Thursday, June 23, 2011

Gazpacho

Definitely a recipe that improves upon sitting refrigerated for several hours.

Makes about 6 cups.

4  large, very ripe tomatoes, chopped coarsely
1  medium onion, chopped coarsely
1  red bell pepper, chopped coarsley
1 cucumber, peeled, seeded, chopped coarsely
¼ cup each, parsley and basil, finely chopped
1Tbp sriracha sauce (or tabasco, or similar hot chili sauce)
2-3 slices good white bread, torn into big pieces and soaked very briefly in water to moisten
2 tsp Worcestershire sauce
¼ c     olive oil
2 T     vinegar (sherry vinegar or balsamic is nice)
    salt and pepper to taste

Process the mixture in batches in a food processor.  You can make it as smooth or chunky as you like.  You might want to add some tomato juice or V-8 to thin it out, too.  Chill well before serving. 

Drizzle each serving with some good olive oil before serving. 

Sunday, June 19, 2011

Periprandial entertaining

Maybe I've glommed onto something....

It was Nick's and Ben's birthday.
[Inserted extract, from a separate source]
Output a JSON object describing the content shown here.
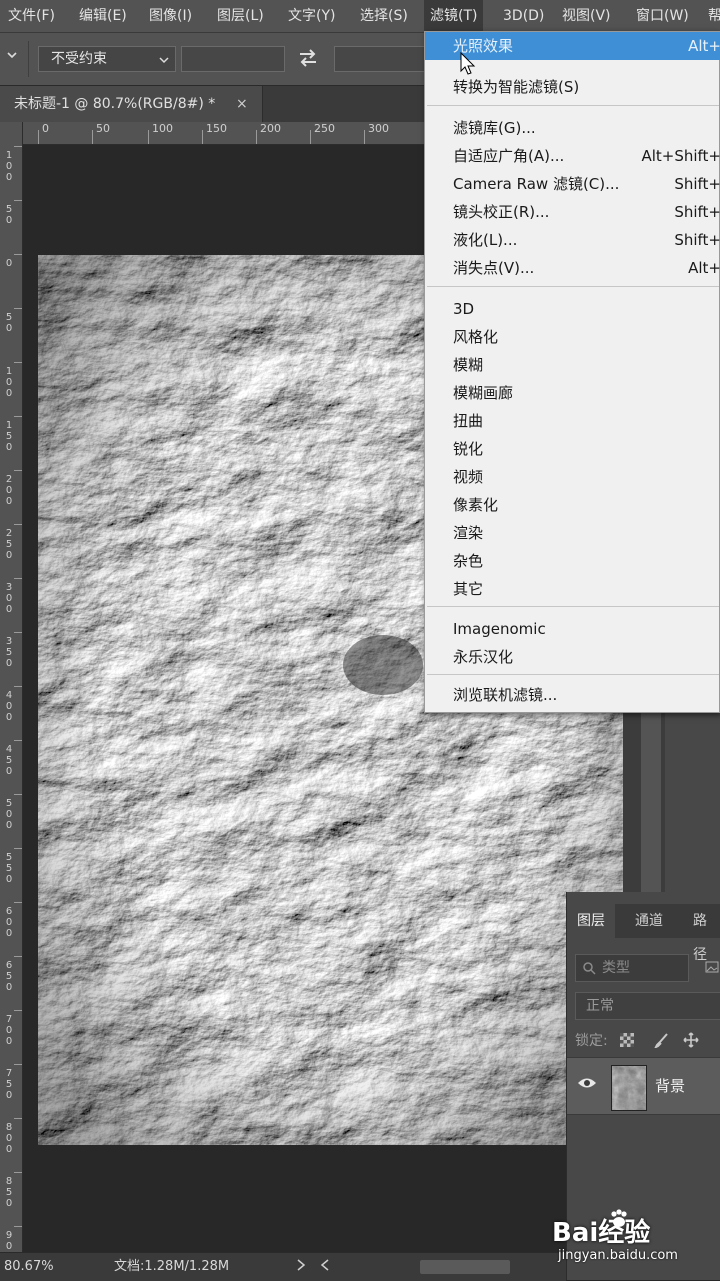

We met at my house for drinks and munchies, headed out to a local restaurant for a very nice dinner, then back to the house for dessert.

Little expense, little to clean up, and a great meal I didn't have to spend all day Saturday cooking!
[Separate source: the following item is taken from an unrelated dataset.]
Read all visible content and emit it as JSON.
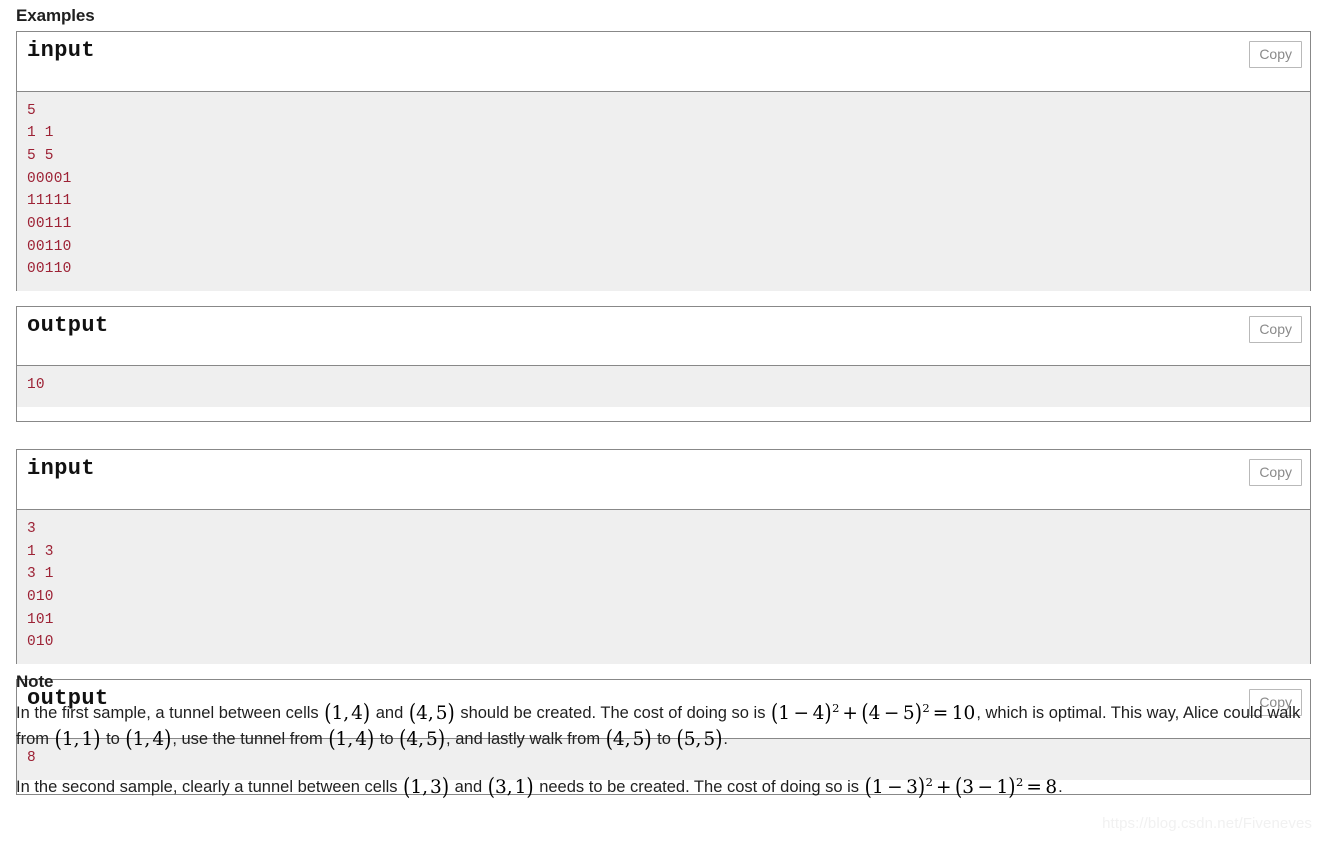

That might seem an odd sentiment coming from someone who writes a food blog, but even we cooks get tired occasionally.

Saturday, June 18, 2011

First fresh tomato sauce of the season

I'm making a pot of fresh tomato sauce -- first of the season!

 Sure, they're still hothouse tomatoes from New Jersey, but they're big and red and tasty.  Great for sauce.  But I do have basil and parsley from the garden. 


I've posted the recipe here

Not sure what I'm going to do with it yet.  I have a couple big zucchini in the fridge that I bought at a farm stand on the way home from the shore last weekend.  One idea is to slice the zucchini, toss with olive oil and seasoning, and arrange on a baking sheet.  Sprinkle liberally with grated cheese -- pecorino, parmigiano -- and into a hot oven until the cheese has browned.  Toss pasta with the tomato sauce, then arrange the zucchini on top.  Really outstanding.